Ele apontou como a mudança para calls e reuniões on-line expôs um pouco as pessoas. Advogados e juízes não tinham suporte técnico e estavam sozinhos em seus porões tentando gerenciar novas tecnologias. Susskind descreveu essa experiência como "um exercício de humildade e construção de caráter, que igualou as pessoas." Também disse que o experimento forçado ajudou as pessoas a desenvolver novas habilidades e eficiências.
No futuro, Susskind acredita que as faculdades de direito devem ajudar os novos advogados a se sentirem à vontade com a prestação de serviços digitais. Ele disse que entre advogados praticantes, os mais velhos estão mais abertos a novos processos e os advogados mais jovens tendem a ser mais conservadores.
Susskind alertou contra o impulso de “simplesmente jogar os processos atuais de trabalho no Zoom”. Ele disse que o verdadeiro poder da tecnologia deve ser permitir que os advogados atinjam seus objetivos fundamentais, usando-a para prestar serviços judiciais de maneira diferente e não simplesmente para automatizar sua forma atual de conduzir os negócios.

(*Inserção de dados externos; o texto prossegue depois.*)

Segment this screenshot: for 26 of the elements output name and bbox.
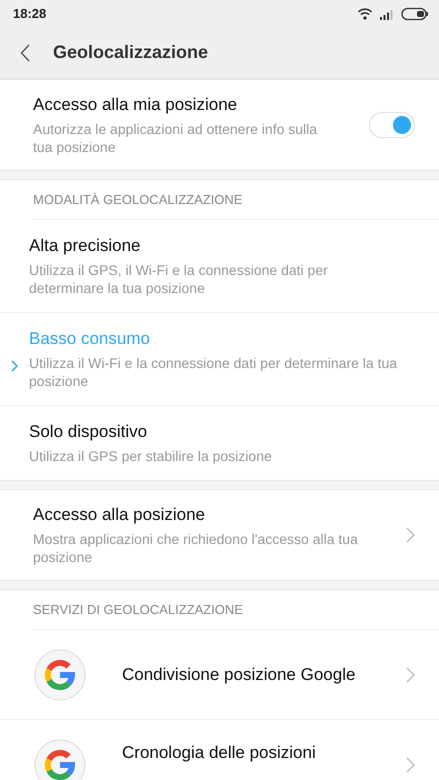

“Se você tivesse que começar com uma folha de papel em branco e projetar um sistema de justiça a partir do zero … você construiria um artifício muito diferente do que já foi projetado?” Perguntou Susskind. Ele ressaltou a importância de se concentrar mais no objetivo do que no processo.
Susskind também disse que as pessoas não querem advogados — elas querem justiça. Então, os advogados devem procurar maneiras de fazer com que a tecnologia proporcione essa justiça.
Martinez e Susskind também discutiram reformas regulatórias para a prática do direito. Susskind acredita que os consumidores de serviços jurídicos devem ter mais opções e que os regulamentos devem ser afrouxados. Ele disse que a Grã-Bretanha relaxou os regulamentos em 2011 e a mudança não resultou em desastre.
“Os advogados devem prosperar porque trazem valor”, disse ele. "E não porque expulsam os outros através de regulamentos."
Susskind acredita que as regras e os procedimentos judiciais devem ser simplificados e que ferramentas devem estar disponíveis no início do processo para negociar e resolver problemas, em vez de litigar. Ele chama isso de “contenção de disputas” em vez de resolução de disputas. “É melhor ter uma cerca no topo de um penhasco do que uma ambulância no fundo”, disse ele.
Embora Susskind deseje que a profissão jurídica avance, ele não está defendendo a completa digitalização dos processos judiciais pós-pandemia. Julgamentos presenciais, especialmente por crimes graves, são importantes, disse ele. E embora ele não queira voltar à velha forma de atuar, ele também não acredita que uma grande transformação possa ser realizada da noite para o dia. Ela deve ser alcançada de forma gradual.
¹ human lawyers will be outgunned by brute processing power and remarkable algorithms, operating on large bodies of data. Tomorrow’s Lawyers. Richard. OUP. 2017.
² [...] lawyers have knowledge, expertise, experience, insight, and understanding that they can apply in the particular circumstances of their clients’ affairs. Lawyers have knowledge and experience that their clients lack. Tomorrow’s Lawyers. Richard. OUP. 2017.